Ко всему прочему, Элинор и Рианнон получили известие от Саймона, что они с Адамом отправились в Уоллингфорд повидаться с Корнуоллом. Необходимость этой поездки, казалось, только подтверждала новость Уолтера: Генрих не отдаст Аск, и, если Ричард Маршал придет лично потребовать этого, намерен арестовать его как мятежника и заключить в тюрьму. Это, конечно, было драматизированным обобщением Уолтером тех слухов, которые распространялись по Оксфорду. Положение оказалось еще хуже, чем ожидали Иэн и Джеффри: они предполагали, что Генрих все-таки простит Ричарда за сдачу Аска и будущее хорошее поведение.

Худшие опасения подтвердились, когда Адам и Саймон вернулись на следующий день из Уоллингфорда. Корнуолл принял их с удовольствием, радуясь двум новым парам сочувствующих ушей, в которые он мог излить свой гнев и раздражение. Он больше никогда не будет иметь дело со своим братом, вопил он, никаких! Как может честный человек жить в такой обстановке? – спрашивал он. Он был зажат между клятвой, которую принес Генриху, а кровные узы делали эту клятву еще более священной, и теми позорными действиями, которые, как он чувствовал, собирался предпринять Генрих. Он сам не принимал участия в подписании перемирия, но не мог не видеть, как его брат бесчестит его. Ричард чувствует себя настолько опозоренным и так взбешен, что, если он снова встретится с Генрихом, то вцепится тому в глотку и задушит его.

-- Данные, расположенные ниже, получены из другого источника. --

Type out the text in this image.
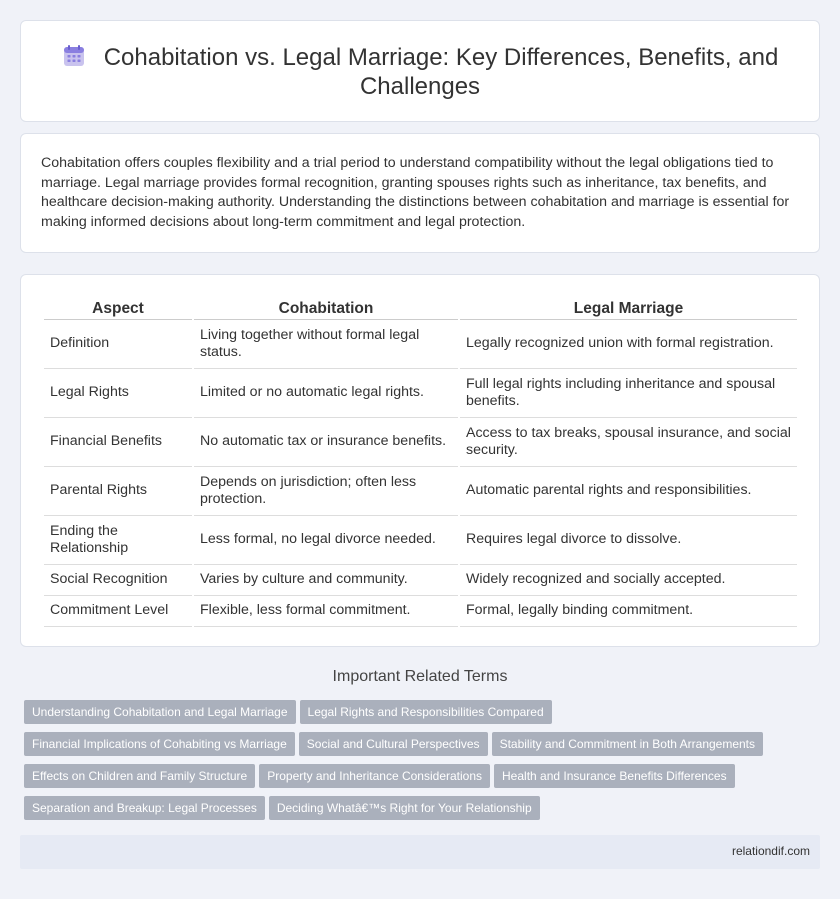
Cohabitation vs. Legal Marriage: Key Differences, Benefits, and Challenges

Cohabitation offers couples flexibility and a trial period to understand compatibility without the legal obligations tied to marriage. Legal marriage provides formal recognition, granting spouses rights such as inheritance, tax benefits, and healthcare decision-making authority. Understanding the distinctions between cohabitation and marriage is essential for making informed decisions about long-term commitment and legal protection.

Aspect	Cohabitation	Legal Marriage
Definition	Living together without formal legal status.	Legally recognized union with formal registration.
Legal Rights	Limited or no automatic legal rights.	Full legal rights including inheritance and spousal benefits.
Financial Benefits	No automatic tax or insurance benefits.	Access to tax breaks, spousal insurance, and social security.
Parental Rights	Depends on jurisdiction; often less protection.	Automatic parental rights and responsibilities.
Ending the Relationship	Less formal, no legal divorce needed.	Requires legal divorce to dissolve.
Social Recognition	Varies by culture and community.	Widely recognized and socially accepted.
Commitment Level	Flexible, less formal commitment.	Formal, legally binding commitment.
Important Related Terms
Understanding Cohabitation and Legal Marriage Legal Rights and Responsibilities Compared
Financial Implications of Cohabiting vs Marriage Social and Cultural Perspectives Stability and Commitment in Both Arrangements
Effects on Children and Family Structure Property and Inheritance Considerations Health and Insurance Benefits Differences
Separation and Breakup: Legal Processes Deciding Whatâ€™s Right for Your Relationship
relationdif.com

Даже Саймон с Адамом побелели при этих словах, хотя понимали, что они означают скорее плохое настроение, чем плохие намерения. Все были бы более чем счастливы обменять Генриха на Ричарда, но не с кровью брата на руках и на совести. В королевстве многие люди денно и нощно молились о смерти короля по любой причине – но только не через братоубийство.

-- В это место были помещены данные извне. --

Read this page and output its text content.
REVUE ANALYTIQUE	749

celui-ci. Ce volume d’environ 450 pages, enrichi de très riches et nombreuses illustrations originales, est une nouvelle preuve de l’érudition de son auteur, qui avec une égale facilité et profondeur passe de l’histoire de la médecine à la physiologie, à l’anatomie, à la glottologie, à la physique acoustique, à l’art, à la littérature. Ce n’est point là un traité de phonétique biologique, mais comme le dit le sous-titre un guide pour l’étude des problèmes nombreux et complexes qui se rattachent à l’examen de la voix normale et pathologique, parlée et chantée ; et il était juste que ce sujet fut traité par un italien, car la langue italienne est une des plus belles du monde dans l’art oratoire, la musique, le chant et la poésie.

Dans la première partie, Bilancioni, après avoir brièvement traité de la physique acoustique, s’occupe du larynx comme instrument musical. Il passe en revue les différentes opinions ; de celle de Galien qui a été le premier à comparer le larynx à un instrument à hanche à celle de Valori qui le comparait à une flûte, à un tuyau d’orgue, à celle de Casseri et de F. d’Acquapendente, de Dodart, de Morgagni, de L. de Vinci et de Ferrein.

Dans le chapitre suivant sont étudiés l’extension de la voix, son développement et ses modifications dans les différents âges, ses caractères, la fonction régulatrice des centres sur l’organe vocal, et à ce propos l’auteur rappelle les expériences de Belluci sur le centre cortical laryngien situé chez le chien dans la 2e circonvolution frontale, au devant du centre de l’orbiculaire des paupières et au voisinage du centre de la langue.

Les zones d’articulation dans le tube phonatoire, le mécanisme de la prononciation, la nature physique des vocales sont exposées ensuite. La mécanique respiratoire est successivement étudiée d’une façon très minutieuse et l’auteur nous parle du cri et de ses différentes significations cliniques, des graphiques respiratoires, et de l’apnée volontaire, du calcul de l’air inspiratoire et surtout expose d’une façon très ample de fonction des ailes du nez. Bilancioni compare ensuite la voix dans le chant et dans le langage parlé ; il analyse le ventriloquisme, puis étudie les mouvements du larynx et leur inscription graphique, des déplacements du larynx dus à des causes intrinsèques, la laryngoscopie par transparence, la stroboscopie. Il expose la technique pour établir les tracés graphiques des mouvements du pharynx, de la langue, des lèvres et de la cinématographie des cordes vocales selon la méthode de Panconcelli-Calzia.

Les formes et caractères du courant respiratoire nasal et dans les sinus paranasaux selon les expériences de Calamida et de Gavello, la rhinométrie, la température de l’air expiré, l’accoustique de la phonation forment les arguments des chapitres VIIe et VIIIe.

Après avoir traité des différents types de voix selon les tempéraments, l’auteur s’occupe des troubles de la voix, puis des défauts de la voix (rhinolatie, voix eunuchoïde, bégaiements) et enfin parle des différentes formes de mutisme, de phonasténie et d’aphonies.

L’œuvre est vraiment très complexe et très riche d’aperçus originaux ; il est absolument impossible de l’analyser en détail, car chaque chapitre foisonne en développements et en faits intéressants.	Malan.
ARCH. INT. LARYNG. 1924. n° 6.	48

В целом, визит оказался полезным. Ричард выговорился, обуздал свой нрав и попросил гостей остаться на ночь. Они охотно согласились, еще больше желая услышать, что скажет Корнуолл в спокойной обстановке, чем в гневе. В Оксфорд был отправлен гонец с сообщением семье, что Саймон и Адам останутся погостить и вернутся к обеду на следующий день. За завтраком они обсудили создавшееся положение с поутихшим Ричардом уже более внятно, но, к сожалению, ничего нового он не сказал. Он и кричал на своего брата, и умолял на коленях, но все было тщетно, и больше ничем помочь Пемброку он был не в состоянии. Единственное, что он мог, – это полностью отказаться принимать участие в каких-либо будущих действиях против Пемброка, что бы тот ни натворил.

– Мне стыдно, – сказал он, и глаза его сверкали от негодования. – Потому что Ричард Маршал – хороший человек, и то, чего он добивается, – справедливо. Но я не могу поднять руку на своего брата, не могу!

– Разумеется, нет! – в унисон воскликнули Саймон и Адам.

Политические последствия этого шага оказались бы ужасными. Их восклицание было в большей степени эмоциональным, их бессознательно отталкивала подобная идея. Фундаментом самой жизни было то, что человек должен доверять своему кровному родственнику и что кровные узы перевешивали даже клятву верности. И не имело значения, любишь ты или ненавидишь своего родственника. Мужчинам Роузлинда повезло, что они были связаны не только кровью, но и любовью, но в данном случае речь шла о не любви. Ненависть не должна была ослаблять эту связь.